Somme toute, on connaît peu de chose sur cet artiste qui a été un des artistes d’avant-garde de sa génération. Un des seuls ouvrages substantiels consacrés au peintre, c’est un livre de Marcel Saint-Pierre, publié par le Musée du Québec en 1988. Mais depuis son décès en 1998, on a vu ses tableaux dans plusieurs expositions collectives. En 1999, ses oeuvres faisaient partie de l’exposition Déclics art et société, le Québec des années 1960 et 1970 au Musée de la civilisation et au MAC de Montréal. Lemoyne a transgressé, comme l’écrit Francine Couture dans la publication accompagnant l’exposition Déclics, les frontières des mondes culturels en utilisant en 1963, comme support pour Cap Canaveral, une planche à repasser…
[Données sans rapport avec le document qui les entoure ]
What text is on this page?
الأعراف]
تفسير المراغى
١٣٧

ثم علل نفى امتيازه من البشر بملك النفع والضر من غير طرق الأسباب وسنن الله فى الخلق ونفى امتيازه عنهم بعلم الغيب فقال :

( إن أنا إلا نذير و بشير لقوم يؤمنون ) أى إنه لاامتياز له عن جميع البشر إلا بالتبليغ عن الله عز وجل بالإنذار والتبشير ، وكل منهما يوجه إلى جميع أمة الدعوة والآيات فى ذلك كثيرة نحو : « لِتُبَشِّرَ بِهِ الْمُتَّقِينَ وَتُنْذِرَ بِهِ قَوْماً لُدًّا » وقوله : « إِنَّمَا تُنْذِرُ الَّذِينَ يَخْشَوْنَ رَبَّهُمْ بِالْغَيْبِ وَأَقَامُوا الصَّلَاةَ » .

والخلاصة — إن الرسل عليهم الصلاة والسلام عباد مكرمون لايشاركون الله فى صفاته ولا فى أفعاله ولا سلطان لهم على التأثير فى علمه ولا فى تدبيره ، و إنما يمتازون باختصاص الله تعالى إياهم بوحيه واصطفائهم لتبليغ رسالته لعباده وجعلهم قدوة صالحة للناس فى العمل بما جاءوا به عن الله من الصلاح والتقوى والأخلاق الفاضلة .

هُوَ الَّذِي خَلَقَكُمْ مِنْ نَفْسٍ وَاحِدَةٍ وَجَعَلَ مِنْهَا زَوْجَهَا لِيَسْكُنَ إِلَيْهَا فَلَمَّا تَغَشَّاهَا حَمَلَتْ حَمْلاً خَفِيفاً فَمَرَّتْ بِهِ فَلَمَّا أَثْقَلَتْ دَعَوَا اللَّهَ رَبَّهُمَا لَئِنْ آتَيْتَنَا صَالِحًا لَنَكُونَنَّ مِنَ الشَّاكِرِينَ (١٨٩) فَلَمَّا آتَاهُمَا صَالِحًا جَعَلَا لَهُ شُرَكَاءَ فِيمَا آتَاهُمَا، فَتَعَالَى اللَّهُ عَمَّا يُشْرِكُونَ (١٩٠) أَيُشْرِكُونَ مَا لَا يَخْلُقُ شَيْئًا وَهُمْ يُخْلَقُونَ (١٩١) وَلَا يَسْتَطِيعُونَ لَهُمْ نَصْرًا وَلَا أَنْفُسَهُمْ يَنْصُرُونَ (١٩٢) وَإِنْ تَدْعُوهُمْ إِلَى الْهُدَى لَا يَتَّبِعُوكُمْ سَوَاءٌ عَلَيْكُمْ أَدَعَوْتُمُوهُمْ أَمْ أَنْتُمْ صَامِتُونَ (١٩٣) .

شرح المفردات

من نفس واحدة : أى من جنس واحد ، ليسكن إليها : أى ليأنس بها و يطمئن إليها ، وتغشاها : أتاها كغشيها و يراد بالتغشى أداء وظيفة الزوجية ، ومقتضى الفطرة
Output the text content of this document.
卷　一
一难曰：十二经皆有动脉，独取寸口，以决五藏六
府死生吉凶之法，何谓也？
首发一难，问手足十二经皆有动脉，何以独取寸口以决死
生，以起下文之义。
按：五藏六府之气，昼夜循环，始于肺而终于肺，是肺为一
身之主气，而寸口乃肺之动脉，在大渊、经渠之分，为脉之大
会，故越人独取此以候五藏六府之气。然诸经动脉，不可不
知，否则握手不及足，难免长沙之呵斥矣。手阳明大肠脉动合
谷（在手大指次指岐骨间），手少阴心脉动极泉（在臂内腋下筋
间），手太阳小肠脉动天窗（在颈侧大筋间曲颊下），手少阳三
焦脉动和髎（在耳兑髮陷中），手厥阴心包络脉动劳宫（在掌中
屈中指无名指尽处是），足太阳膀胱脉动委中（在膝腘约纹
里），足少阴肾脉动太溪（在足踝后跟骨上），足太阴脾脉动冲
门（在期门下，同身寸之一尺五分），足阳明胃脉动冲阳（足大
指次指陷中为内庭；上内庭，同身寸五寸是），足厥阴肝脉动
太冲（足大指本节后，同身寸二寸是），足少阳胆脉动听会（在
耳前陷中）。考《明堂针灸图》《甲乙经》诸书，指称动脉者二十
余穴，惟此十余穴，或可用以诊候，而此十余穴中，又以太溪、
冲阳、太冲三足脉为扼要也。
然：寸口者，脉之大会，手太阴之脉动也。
Récemment, on a pu voir quelques oeuvres de Serge Lemoyne avec celles de Greg Curnoe au Musée du Québec, interrogeant sous la loupe de Carl Johnson leur nationalisme respectif. Les tableaux de Lemoyne ont aussi été présentés en mai dernier à la Kabat-Wrobel Gallery de Toronto et sont exposés actuellement au Musée de Lachine dans Pour ou contre l’art abstrait? en compagnie notamment de ceux de Claude Tousignant, Françoise Sullivan, Jean McEwen et Françoise Tounissoux. Est-ce le signe d’un engouement pour Lemoyne? Le 13 juin dernier, la municipalité d’Acton Vale inaugurait la place Serge-Lemoyne sur les lieux mêmes de sa maison, emportée par les flammes à la fin des années 90. Oui, cette même maison transformée par l’artiste, qui suscitait, il n’y a pas si longtemps, l’indignation du bon goût bourgeois, devient désormais le lieu d’un hommage. Ses cendres, selon les voeux de Lemoyne, ont été déposées à l’intérieur de l’oeuvre Hommage à Claude Gauvreau (poète et signataire du Refus global), oeuvre inachevée installée sur la place.
Jusqu’au 20 juillet
À la galerie Madeleine Lacerte
Voir calendrier Arts visuels
Pour ou contre l’art abstrait?
Jusqu’au 15 décembre
Musée de Lachine
Diane Dufresne sexpose
L’exposition des tableaux de Diane Dufresne au Petit Champlain n’est pas passée inaperçue. Ses fans ont été au rendez-vous; plusieurs amateurs d’art aussi. Il faut le dire, quand les artistes de la scène musicale ou littéraire se risquent à toucher aux arts visuels, ils sont attendus avec circonspection par le milieu de l’art. En fait, ils sont, plus souvent qu’autrement, tout simplement ignorés. De toute façon, le succès de ce genre d’entreprise n’a rien à faire de l’adhésion de l’intelligentsia. La réputation de la star assure à chacune de ses expositions un intérêt médiatique que bien des artistes en arts visuels n’auront jamais.
Cette production égale à bien des égards celles de nombreux créateurs – authentiques et honnêtes – qui se lancent en toute sincérité dans l’aventure de la peinture. Et les tableaux, eux? Ils nous ont semblé plutôt sages. Plusieurs se rapprochent de l’illustration et demeurent sans prétention et plutôt sympathiques. Mais surtout, ils sont étonnamment respectueux des conventions, à la fois dans la présentation, les formats, le traitement (même dans les tableaux les plus abstraits). Et puisque Diane Dufresne se réclame de l’automatisme, la réflexion suivante de Jean-Paul Riopelle nous permettra de conclure: "Les meilleurs peintres sont peut-être les peintres du dimanche. Il y a des peintres qui sont du dimanche tous les jours." Diane Dufresne Sexpose, au théâtre du Petit Champlain. Jusqu’au 11 août.